Петя испуганно жмется к Ивану.
— Ты думаешь спрятаться от вшей под козырьком Берестова? — зло шутит Логинов.
Иван невольно окидывает барак, нары в два яруса — на них вповалку люди… Не люди, а скелеты, прикрытые кто чем: кто серой шинелью, кто каким-то трудно опознаваемым тряпьем.
В углу, у пламени другого коптящего электрошнура, чубатая голова, слепые впадины глаз, слушающая голова — набок, по — птичьи. Из-под шинели выглядывает нательная рубашка, когда-то белая.
— Он на голову выше начальника полицаев. Так тот и приказал, по примеру Наполеона, лишить его этого преимущества… Но не тут-то было. Сержант оказался здоровым, как бык. Полицаи только сумели выколоть ему глаза. А потом и забыли о нем, — рассказывает сосед по нарам.
Вытянув шею, сержант щупает пустоту, спотыкается, как на грех, хватается за руку проходящего мимо полицая.
— Прочь, урод! — выдергивает тот свою лапищу и со всего маху бьет палкой по шее. Тонкая шея сержантика вянет, он, не крикнув, оседает, клонится вниз, лицом в колени.
Иван смотрит на него — широко, кругло. Был бы полицай один. Но они в одиночку не ходят. Всегда — стаей.
Мучительно тугим кольцом сгибается тело сержанта.
Петя что-то говорит, но Иван его не слышит. Он стоит на коленях, слушает свое сердце — раз, два, три
— как звон часов ночью, в бессонницу. Если б не быть человеком — если бы не знать жалости! Сострадания!
С ума сойти…
Сержантика волокут крючком. И уже никто никогда не узнает, как было его имя.
К полуночи прореженная затухающими чахлыми огоньками электрошнуров дымилась тьма. Под утро друзья забываются в тревожном сне.
Ивану казалось, что он вроде бы даже не успел и век смежить,
хором гаркнули:
— Подъем!.. Подъем!
На головы, на спины пленных сыплются палки. Полицай сначала огреет спящего, только потом кричит: «Подъем!»
— Подъем!
В небе ни одного звездного прокола. Черным — черно. Еще не скоро на востоке прочистится сквозь толщу туч рассвет.

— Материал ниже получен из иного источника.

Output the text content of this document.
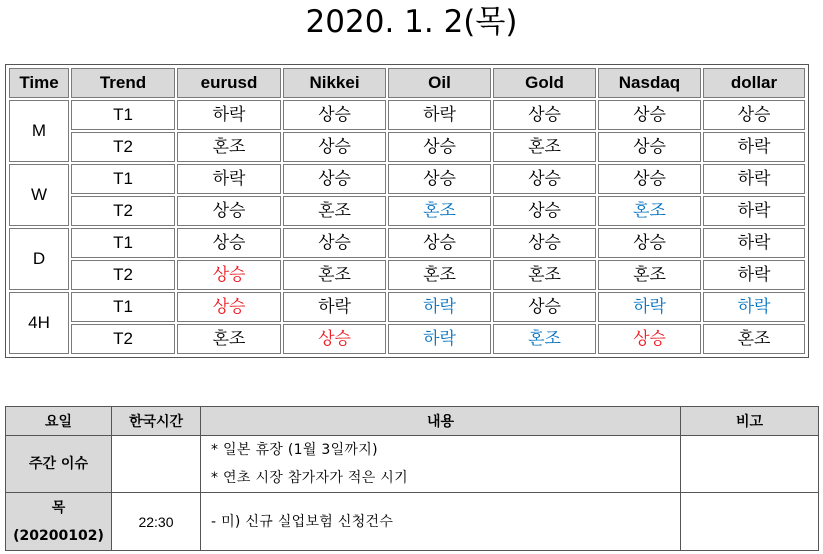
2020. 1. 2(목)
Time	Trend	eurusd	Nikkei	Oil	Gold	Nasdaq	dollar
M	T1	하락	상승	하락	상승	상승	상승
	T2	혼조	상승	상승	혼조	상승	하락
W	T1	하락	상승	상승	상승	상승	하락
	T2	상승	혼조	혼조	상승	혼조	하락
D	T1	상승	상승	상승	상승	상승	하락
	T2	상승	혼조	혼조	혼조	혼조	하락
4H	T1	상승	하락	하락	상승	하락	하락
	T2	혼조	상승	하락	혼조	상승	혼조
요일	한국시간	내용	비고
주간 이슈		* 일본 휴장 (1월 3일까지)
* 연초 시장 참가자가 적은 시기	

목
(20200102)	22:30	- 미) 신규 실업보험 신청건수	
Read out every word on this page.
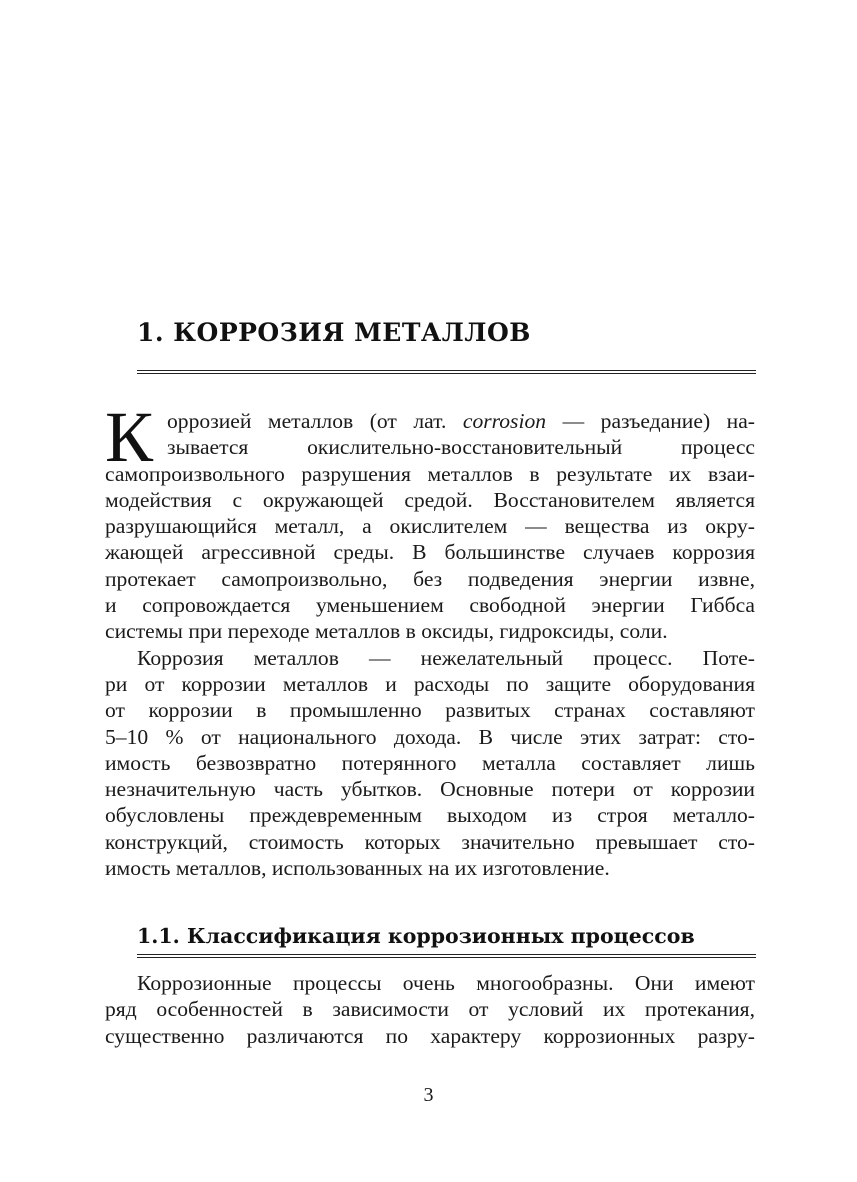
1. КОРРОЗИЯ МЕТАЛЛОВ
К оррозией металлов (от лат. corrosion — разъедание) на-
зывается окислительно-восстановительный процесс
самопроизвольного разрушения металлов в результате их взаи-
модействия с окружающей средой. Восстановителем является
разрушающийся металл, а окислителем — вещества из окру-
жающей агрессивной среды. В большинстве случаев коррозия
протекает самопроизвольно, без подведения энергии извне,
и сопровождается уменьшением свободной энергии Гиббса
системы при переходе металлов в оксиды, гидроксиды, соли.
Коррозия металлов — нежелательный процесс. Поте-
ри от коррозии металлов и расходы по защите оборудования
от коррозии в промышленно развитых странах составляют
5–10 % от национального дохода. В числе этих затрат: сто-
имость безвозвратно потерянного металла составляет лишь
незначительную часть убытков. Основные потери от коррозии
обусловлены преждевременным выходом из строя металло-
конструкций, стоимость которых значительно превышает сто-
имость металлов, использованных на их изготовление.
1.1. Классификация коррозионных процессов
Коррозионные процессы очень многообразны. Они имеют
ряд особенностей в зависимости от условий их протекания,
существенно различаются по характеру коррозионных разру-
3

Потом гонят пленных на кухню.
У ворот уже ждут «покупатели»: разбирают на черные работы.
И так каждый день.
К вечеру, когда команды возвращаются с работы, в лагере открывается «толкучка». Шум, как на настоящем базаре.
— Меняю кочан кукурузы на бутылку воды.
Вода в лагере на вес золота. Ее приносят, кому повезет, возвращающиеся с работы. На воду можно было выменять и кусок хлеба, и шинель, и сапоги.

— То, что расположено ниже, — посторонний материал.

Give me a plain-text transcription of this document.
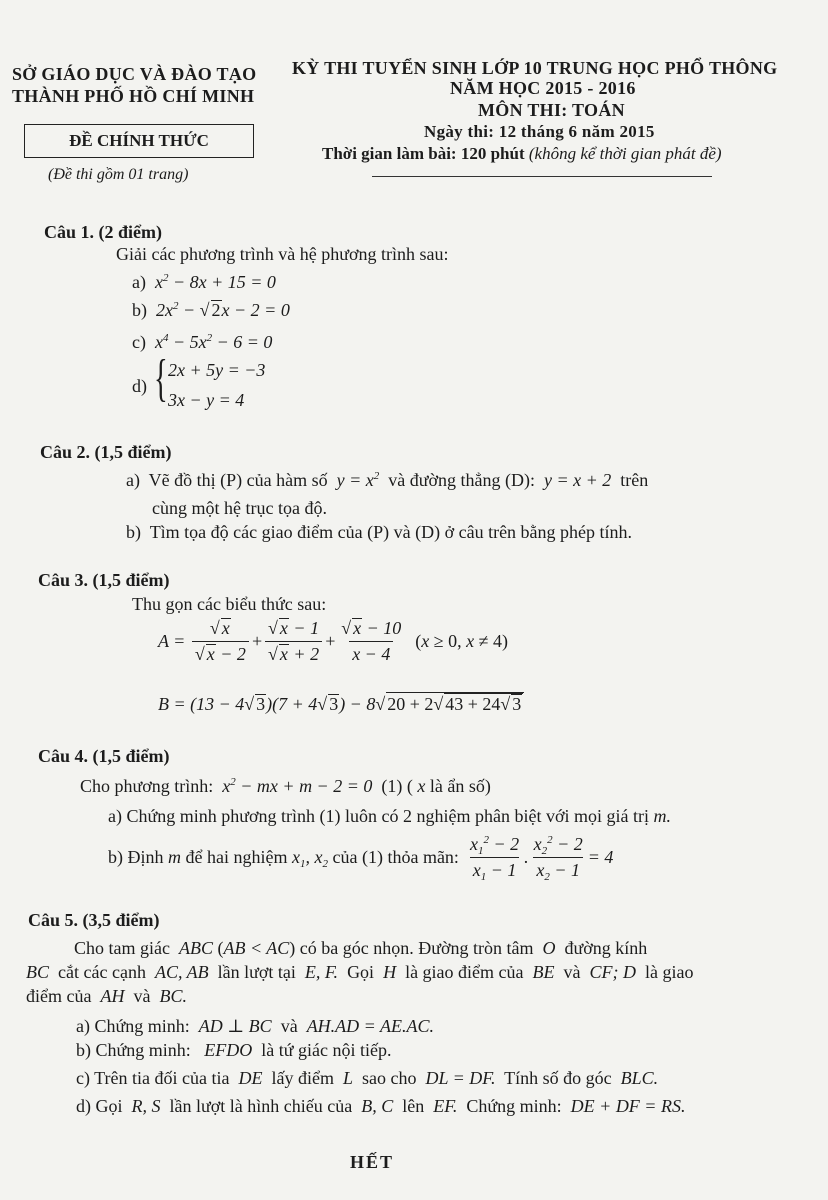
SỞ GIÁO DỤC VÀ ĐÀO TẠO
THÀNH PHỐ HỒ CHÍ MINH
ĐỀ CHÍNH THỨC
(Đề thi gồm 01 trang)
KỲ THI TUYỂN SINH LỚP 10 TRUNG HỌC PHỔ THÔNG
NĂM HỌC 2015 - 2016
MÔN THI: TOÁN
Ngày thi: 12 tháng 6 năm 2015
Thời gian làm bài: 120 phút (không kể thời gian phát đề)
Câu 1. (2 điểm)
Giải các phương trình và hệ phương trình sau:
a)  $x^2 - 8x + 15 = 0$
b)  $2x^2$ − √ 2x − 2 = 0
c)  $x^4 - 5x^2 - 6 = 0$
d) { 2x + 5y = −3
3x − y = 4
Câu 2. (1,5 điểm)
a) Vẽ đồ thị (P) của hàm số  $y = x^2$ và đường thẳng (D):  y = x + 2  trên
cùng một hệ trục tọa độ.
b) Tìm tọa độ các giao điểm của (P) và (D) ở câu trên bằng phép tính.
Câu 3. (1,5 điểm)
Thu gọn các biểu thức sau:
$A = \frac{√ x}{√ x - 2} + \frac{√ x - 1}{√ x + 2} + \frac{√ x - 10}{x - 4} (x \ge 0$, x ≠ 4)
B = (13 − 4√ 3)(7 + 4√ 3) − 8√ 20 + 2√ 43 + 24√ 3
Câu 4. (1,5 điểm)
Cho phương trình:  $x^2$ − mx + m − 2 = 0  (1) ( x là ẩn số)
a) Chứng minh phương trình (1) luôn có 2 nghiệm phân biệt với mọi giá trị m.
b) Định m để hai nghiệm $x_1$, $x_2$ của (1) thỏa mãn: $\frac{x_1^2 - 2}{x_1 - 1}$ . $\frac{x_2^2 - 2}{x_2 - 1} = 4$
Câu 5. (3,5 điểm)
Cho tam giác  ABC (AB < AC) có ba góc nhọn. Đường tròn tâm  O  đường kính
BC  cắt các cạnh  AC, AB  lần lượt tại  E, F.  Gọi  H  là giao điểm của  BE  và  CF; D  là giao
điểm của  AH  và  BC.
a) Chứng minh:  AD ⊥ BC  và  AH.AD = AE.AC.
b) Chứng minh:   EFDO  là tứ giác nội tiếp.
c) Trên tia đối của tia  DE  lấy điểm  L  sao cho  DL = DF.  Tính số đo góc  BLC.
d) Gọi  R, S  lần lượt là hình chiếu của  B, C  lên  EF.  Chứng minh:  DE + DF = RS.
HẾT
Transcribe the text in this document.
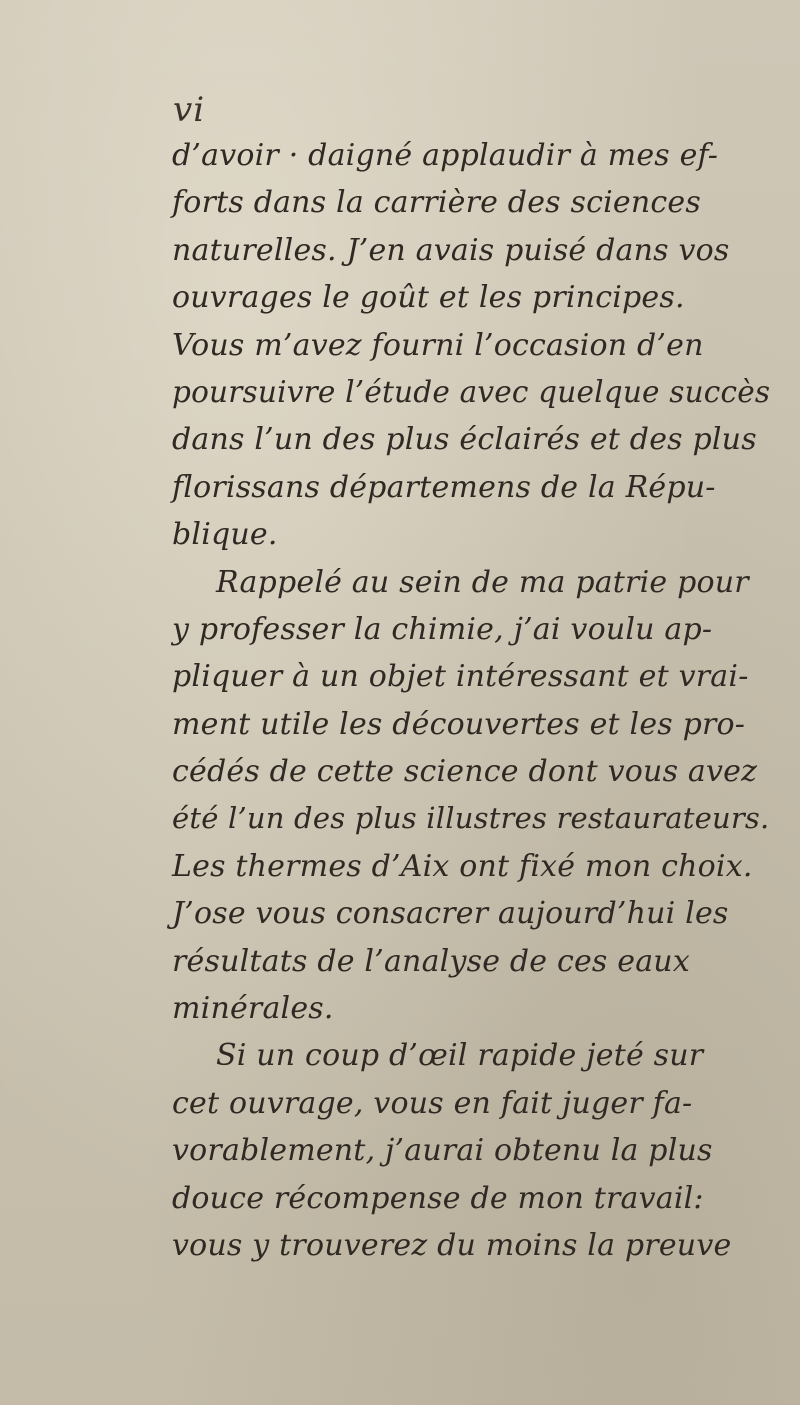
vi
d’avoir · daigné applaudir à mes ef-
forts dans la carrière des sciences
naturelles. J’en avais puisé dans vos
ouvrages le goût et les principes.
Vous m’avez fourni l’occasion d’en
poursuivre l’étude avec quelque succès
dans l’un des plus éclairés et des plus
florissans départemens de la Répu-
blique.
Rappelé au sein de ma patrie pour
y professer la chimie, j’ai voulu ap-
pliquer à un objet intéressant et vrai-
ment utile les découvertes et les pro-
cédés de cette science dont vous avez
été l’un des plus illustres restaurateurs.
Les thermes d’Aix ont fixé mon choix.
J’ose vous consacrer aujourd’hui les
résultats de l’analyse de ces eaux
minérales.
Si un coup d’œil rapide jeté sur
cet ouvrage, vous en fait juger fa-
vorablement, j’aurai obtenu la plus
douce récompense de mon travail:
vous y trouverez du moins la preuve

Выменяешь эту флягу и держишь в руках до побеления в ногтях — не дай Бог, выронить! Пьешь — не пролить ни одной капли, каждая капля — минута твоей жизни.

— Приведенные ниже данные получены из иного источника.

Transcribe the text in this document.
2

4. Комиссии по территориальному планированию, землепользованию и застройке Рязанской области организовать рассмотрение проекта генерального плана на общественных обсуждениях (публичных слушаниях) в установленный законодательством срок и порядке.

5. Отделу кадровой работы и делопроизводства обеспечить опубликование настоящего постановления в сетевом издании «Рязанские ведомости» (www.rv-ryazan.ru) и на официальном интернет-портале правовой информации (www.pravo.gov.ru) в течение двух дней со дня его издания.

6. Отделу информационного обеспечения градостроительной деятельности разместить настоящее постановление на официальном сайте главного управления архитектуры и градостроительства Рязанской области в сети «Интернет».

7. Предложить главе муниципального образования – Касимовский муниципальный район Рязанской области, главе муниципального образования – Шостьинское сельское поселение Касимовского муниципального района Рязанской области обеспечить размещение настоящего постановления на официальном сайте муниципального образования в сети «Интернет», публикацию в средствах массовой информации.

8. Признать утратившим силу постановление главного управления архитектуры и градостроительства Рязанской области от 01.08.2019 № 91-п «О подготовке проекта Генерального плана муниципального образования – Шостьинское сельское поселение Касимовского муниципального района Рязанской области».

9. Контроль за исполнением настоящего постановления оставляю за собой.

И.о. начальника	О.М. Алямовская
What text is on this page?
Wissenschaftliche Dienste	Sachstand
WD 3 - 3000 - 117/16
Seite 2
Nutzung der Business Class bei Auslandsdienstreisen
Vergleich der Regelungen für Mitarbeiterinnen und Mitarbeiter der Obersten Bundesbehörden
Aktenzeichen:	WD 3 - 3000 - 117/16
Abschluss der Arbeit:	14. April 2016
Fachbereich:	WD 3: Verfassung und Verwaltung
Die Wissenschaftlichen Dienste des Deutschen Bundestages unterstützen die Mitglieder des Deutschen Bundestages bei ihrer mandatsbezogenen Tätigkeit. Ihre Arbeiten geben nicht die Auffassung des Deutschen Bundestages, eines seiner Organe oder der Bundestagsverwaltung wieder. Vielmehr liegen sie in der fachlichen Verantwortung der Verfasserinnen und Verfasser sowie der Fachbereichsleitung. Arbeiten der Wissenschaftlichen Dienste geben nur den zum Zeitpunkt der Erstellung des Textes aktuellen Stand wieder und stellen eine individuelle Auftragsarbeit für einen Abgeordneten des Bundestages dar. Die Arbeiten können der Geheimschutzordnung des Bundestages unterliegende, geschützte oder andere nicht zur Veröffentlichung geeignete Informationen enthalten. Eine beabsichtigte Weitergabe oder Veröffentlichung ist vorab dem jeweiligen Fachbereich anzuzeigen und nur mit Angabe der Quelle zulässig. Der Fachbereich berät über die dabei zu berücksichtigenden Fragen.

— Меняю рубаху на что-нибудь из жратвы… — с унизительной слезой в голосе просит парень.
А у самого из-под шинели видна желтая, со шмелиным волосом грудь. Гимнастерку раньше променял на еду. Теперь трясет нательной сорочкой, попутно смахивая с нее наиболее обнаглевших вшей.
— Меняю сапоги…
Истощенные лица, голодные глаза. У кого бы выменять за шапку, за ботинки, за что угодно картофелину, хотя бы гнилую?
Перед Иваном какой-то парень, высохший до костей, разворачивает рушник. Вдруг колыхнувшаяся толпа сбивает Ивана с ног… Он видит перед собой мелькающие солдатские сапоги. Один угодил ему в подбородок. На четвереньках отполз в сторону, поднялся. Рукавом обтер кровь. Кто-то тянет его к мусорным ящикам. Петька!
Стон, ругань. Свистят плетки.
— Это русский комендант лагеря… — пленный ощупывает пальцами окровавленный нос.
— Русский комендант?! Есть здесь и такой?
— Это он сон себе нагуливает…
Русский комендант — ровесник Ивану. На кисти левой руки наколка «1924».
— Мать вашу! Я вас научу свободу любить! Большевистские хари, прихвостни жидовские…
Он всласть размахивает плеткой. А за его спиной стена полицаев.
Бежать! Только бежать!
— Куда же ты, сыночек, убежишь, если у нас каждую ночь обыски, тебя ищут, — сообщила Ивану разыскавшая его мать.
Мать… Что значит мать!.. Мама…
Сколько горя свалилось на ее узенькие плечи. Мужа повесили. Сына, как цыпленка из-под наседки, выхватили и — в каталажку.
— Куда хоть его отвезли? — стучалась в станичную управу Мавра Дмитриевна.
Начальник полиции Сухенко, похабничая светлыми глазами, цедил сквозь зубы:
— Куда отправили, там его уже нет. Хитришь, Дмитриевна, для виду разыскиваешь, а сама под полом его прячешь, — добавил.